93
Mikael Kohler-Frost zit aan een tafeltje in de eetzaal op de afdeling. Hij houdt een hand om de warme theekop en praat met Magdalena Ronander van de rijksrecherche. Reidar heeft de rust niet om te gaan zitten, maar hij blijft even bij de deur naar zijn zoon staan kijken voordat hij naar de centrale hal beneden gaat om Veronica Klimt op te halen.
Magdalena glimlacht naar Mikael en legt dan het uitvoerige verslag van de verhoren op tafel. Het bestaat uit vier ingebonden stapels papier.

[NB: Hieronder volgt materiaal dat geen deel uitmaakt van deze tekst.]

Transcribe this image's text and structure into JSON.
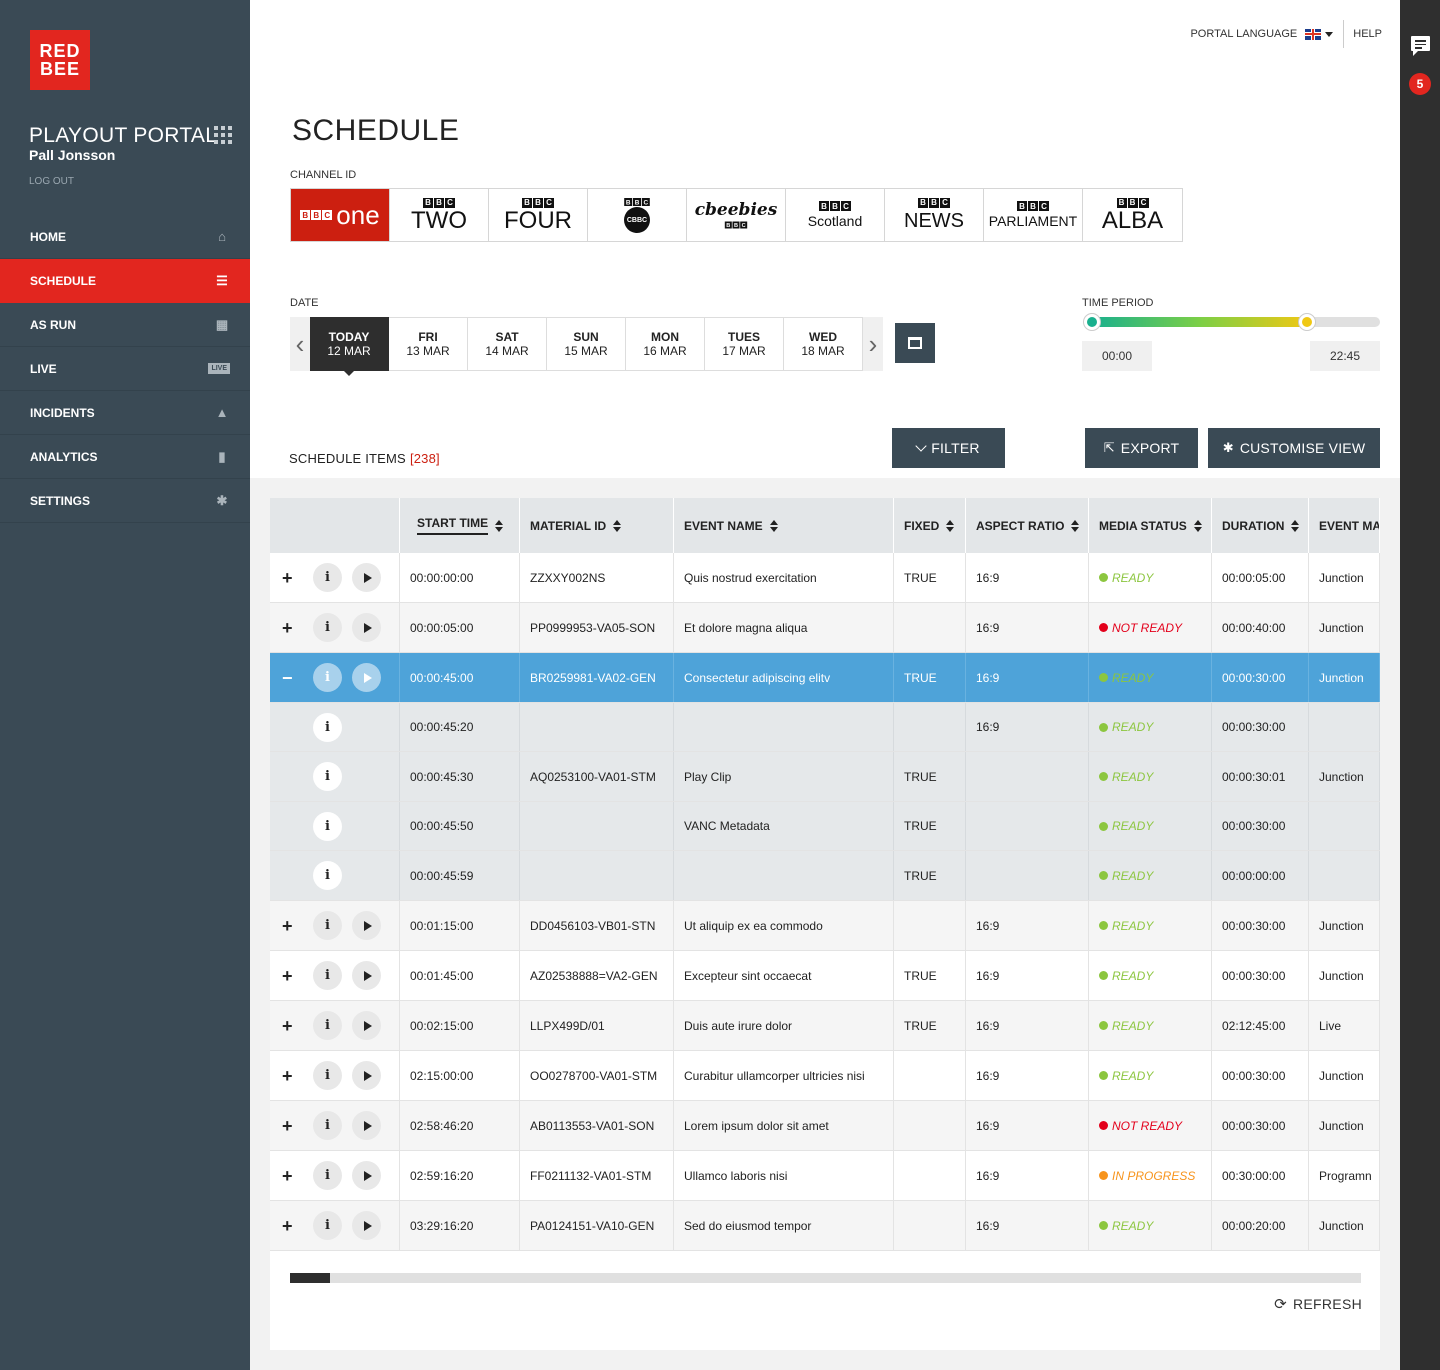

Ze bladert naar het gemarkeerde gedeelte en vraagt of hij klaar is om verder te gaan.
‘Ik heb toch alleen de binnenkant van de capsule maar gezien,’ zegt Mikael voor de zoveelste keer.
‘Kun je de deur nog eens beschrijven?’ vraagt ze.
‘Die is van metaal en helemaal glad... in het begin kon je er schilfertjes verf af pulken met je nagels... hij heeft geen sleutelgat, geen klink...’
‘Wat voor kleur?’
‘Grijs...’
‘Er is ook een luik dat...’
Ze breekt haar zin af als ze ziet dat hij vlug tranen van zijn wangen veegt en zijn gezicht afwendt.
‘Ik kan het niet tegen papa zeggen,’ zegt hij met trillende lippen. ‘Maar als Felicia niet terugkomt...’
Magdalena staat op, loopt om de tafel heen en houdt hem vast terwijl ze herhaalt dat het goed zal komen.
‘Ik weet het zeker,’ fluistert hij. ‘Dan maak ik mezelf dood.’
*
Reidar Frost is het ziekenhuis nauwelijks uit geweest sinds Mikael terug is. Hij heeft een kamer op dezelfde etage van het ziekenhuis gehuurd om continu bij zijn zoon te kunnen zijn.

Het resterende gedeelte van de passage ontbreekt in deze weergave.